Lana had worked for the Kleinfelds almost ten years. Dr. Kleinfeld—Larry—was a dentist. Sophie, his wife, ran the office. Lana was Dr. Kleinfeld’s assistant. She did cleanings and scraped people’s gums, and such.

Same eyes, same hair. Roxanne was sixteen when Lana was twelve. Their mothers were friends. Or had been, at least.

Sometimes Lana gave patients Novocain. She swabbed their mouths and gave them a shot. Or laughing gas; sometimes she gave them nitrous oxide. To help them relax.

The office was small, but they kept Novocain and nitrous on hand.  Tablets and capsules the sales reps pushed. And Cloripine; Cloripine was an anesthetic. They used it sometimes for oral surgery.

Otherwise Larry—Dr. Kleinfeld—wrote a prescription. Or Lana called something in to the pharmacy. Lana liked working for Dr. Kleinfeld. She liked his wife Sophie. She liked how the office smelled of cloves.

It was sweet, and it made Lana think of when she was little. When she had a toothache. Her mother rubbed oil of cloves on her gums. It came in a tiny brown bottle. When the pain was like fire, the oil of cloves was cool seawater.

Lana dealt with the sales reps who came to the office. She ordered the nitrous. The Novocain. Syringes and gloves. She ordered the Cloripine.  

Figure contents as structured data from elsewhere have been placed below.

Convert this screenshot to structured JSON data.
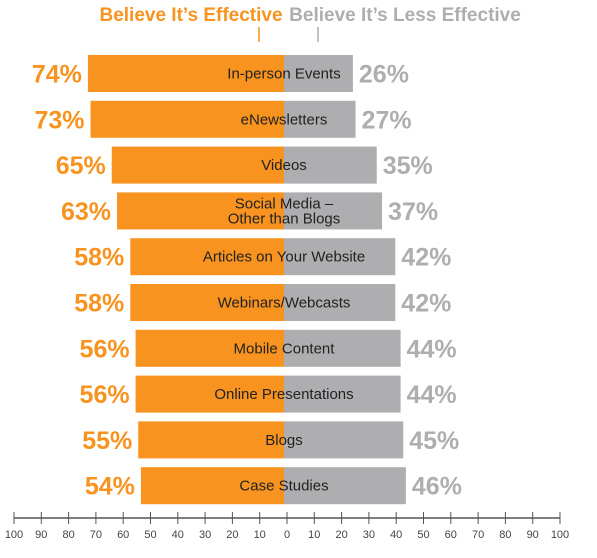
{
  "colors": {
    "effective": "#f7931e",
    "less_effective": "#aeaeb0",
    "axis": "#555555"
  },
  "legend": {
    "effective": "Believe It’s Effective",
    "less_effective": "Believe It’s Less Effective"
  },
  "chart_data": {
    "type": "bar",
    "orientation": "horizontal-diverging",
    "categories": [
      [
        "In-person Events"
      ],
      [
        "eNewsletters"
      ],
      [
        "Videos"
      ],
      [
        "Social Media –",
        "Other than Blogs"
      ],
      [
        "Articles on Your Website"
      ],
      [
        "Webinars/Webcasts"
      ],
      [
        "Mobile Content"
      ],
      [
        "Online Presentations"
      ],
      [
        "Blogs"
      ],
      [
        "Case Studies"
      ]
    ],
    "series": [
      {
        "name": "Believe It’s Effective",
        "values": [
          74,
          73,
          65,
          63,
          58,
          58,
          56,
          56,
          55,
          54
        ],
        "labels": [
          "74%",
          "73%",
          "65%",
          "63%",
          "58%",
          "58%",
          "56%",
          "56%",
          "55%",
          "54%"
        ]
      },
      {
        "name": "Believe It’s Less Effective",
        "values": [
          26,
          27,
          35,
          37,
          42,
          42,
          44,
          44,
          45,
          46
        ],
        "labels": [
          "26%",
          "27%",
          "35%",
          "37%",
          "42%",
          "42%",
          "44%",
          "44%",
          "45%",
          "46%"
        ]
      }
    ],
    "x_ticks": [
      "100",
      "90",
      "80",
      "70",
      "60",
      "50",
      "40",
      "30",
      "20",
      "10",
      "0",
      "10",
      "20",
      "30",
      "40",
      "50",
      "60",
      "70",
      "80",
      "90",
      "100"
    ],
    "xlim": [
      -100,
      100
    ],
    "grid": false,
    "legend_position": "top"
  }
}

She gave patients Cloripine before they had surgery. Extractions. Wisdom teeth. Sometimes all four had to come out at once. The patients inhaled Cloripine through a mask, and a machine called a vaporizer mixed it with oxygen.

Same hair, same eyes. Lana remembered. Certain colors and scents brought it all rushing back. They pulled Roxanne from the water that day. She looked peaceful, serene, as if she were sleeping.

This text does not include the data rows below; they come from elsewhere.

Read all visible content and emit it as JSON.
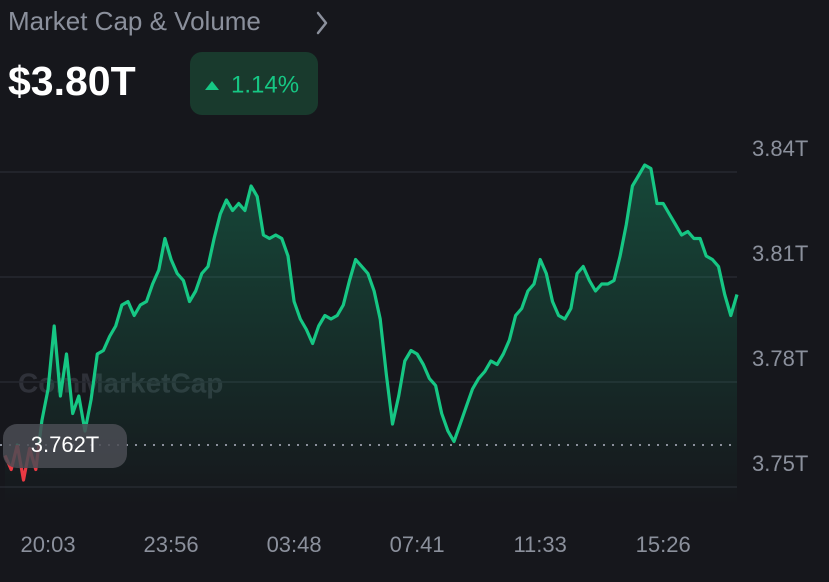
{
  "chart_data": {
    "type": "line",
    "title": "Market Cap & Volume",
    "current_value": "$3.80T",
    "change": "1.14%",
    "watermark": "CoinMarketCap",
    "color": "#16c784",
    "negative_color": "#ea3943",
    "reference": {
      "value": 3.762,
      "label": "3.762T"
    },
    "ylim": [
      3.745,
      3.855
    ],
    "yticks": [
      {
        "value": 3.84,
        "label": "3.84T"
      },
      {
        "value": 3.81,
        "label": "3.81T"
      },
      {
        "value": 3.78,
        "label": "3.78T"
      },
      {
        "value": 3.75,
        "label": "3.75T"
      }
    ],
    "grid": true,
    "categories": [
      null,
      null,
      null,
      null,
      null,
      null,
      null,
      "20:03",
      null,
      null,
      null,
      null,
      null,
      null,
      null,
      null,
      null,
      null,
      null,
      null,
      null,
      null,
      null,
      null,
      null,
      null,
      null,
      "23:56",
      null,
      null,
      null,
      null,
      null,
      null,
      null,
      null,
      null,
      null,
      null,
      null,
      null,
      null,
      null,
      null,
      null,
      null,
      null,
      "03:48",
      null,
      null,
      null,
      null,
      null,
      null,
      null,
      null,
      null,
      null,
      null,
      null,
      null,
      null,
      null,
      null,
      null,
      null,
      null,
      "07:41",
      null,
      null,
      null,
      null,
      null,
      null,
      null,
      null,
      null,
      null,
      null,
      null,
      null,
      null,
      null,
      null,
      null,
      null,
      null,
      "11:33",
      null,
      null,
      null,
      null,
      null,
      null,
      null,
      null,
      null,
      null,
      null,
      null,
      null,
      null,
      null,
      null,
      null,
      null,
      null,
      "15:26",
      null,
      null,
      null,
      null,
      null,
      null,
      null,
      null,
      null,
      null,
      null,
      null
    ],
    "values": [
      3.759,
      3.755,
      3.762,
      3.752,
      3.761,
      3.755,
      3.769,
      3.778,
      3.796,
      3.776,
      3.788,
      3.771,
      3.776,
      3.766,
      3.775,
      3.788,
      3.789,
      3.793,
      3.796,
      3.802,
      3.803,
      3.799,
      3.802,
      3.803,
      3.808,
      3.812,
      3.821,
      3.815,
      3.811,
      3.809,
      3.803,
      3.806,
      3.811,
      3.813,
      3.821,
      3.828,
      3.832,
      3.829,
      3.831,
      3.829,
      3.836,
      3.833,
      3.822,
      3.821,
      3.822,
      3.821,
      3.816,
      3.803,
      3.798,
      3.795,
      3.791,
      3.796,
      3.799,
      3.798,
      3.799,
      3.802,
      3.809,
      3.815,
      3.813,
      3.811,
      3.806,
      3.798,
      3.782,
      3.768,
      3.776,
      3.786,
      3.789,
      3.788,
      3.785,
      3.781,
      3.779,
      3.771,
      3.766,
      3.763,
      3.768,
      3.773,
      3.778,
      3.781,
      3.783,
      3.786,
      3.785,
      3.788,
      3.792,
      3.799,
      3.801,
      3.806,
      3.808,
      3.815,
      3.811,
      3.803,
      3.799,
      3.798,
      3.801,
      3.811,
      3.813,
      3.809,
      3.806,
      3.808,
      3.808,
      3.809,
      3.816,
      3.825,
      3.836,
      3.839,
      3.842,
      3.841,
      3.831,
      3.831,
      3.828,
      3.825,
      3.822,
      3.823,
      3.821,
      3.821,
      3.816,
      3.815,
      3.813,
      3.805,
      3.799,
      3.805
    ]
  }
}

Roxanne had been like a sister to Lana. An older sister. Her mother, everyone, that’s what they thought. Dr. Kleinfeld’s voice came from far away. Extraction. Wisdom. Cloripine. Lana?

Two parts Cloripine per hundred parts oxygen. Lana monitored the oxygen tank. Larry or Sophie could come through the door any minute. She hoped they would. She prayed they didn’t.

Her lips were soft. Just like Roxanne’s. They all looked so peaceful, so pretty this way. She was the fire, and they were seawater. It didn’t hurt them. Not really. They were sweet and they tasted like clove bubblegum.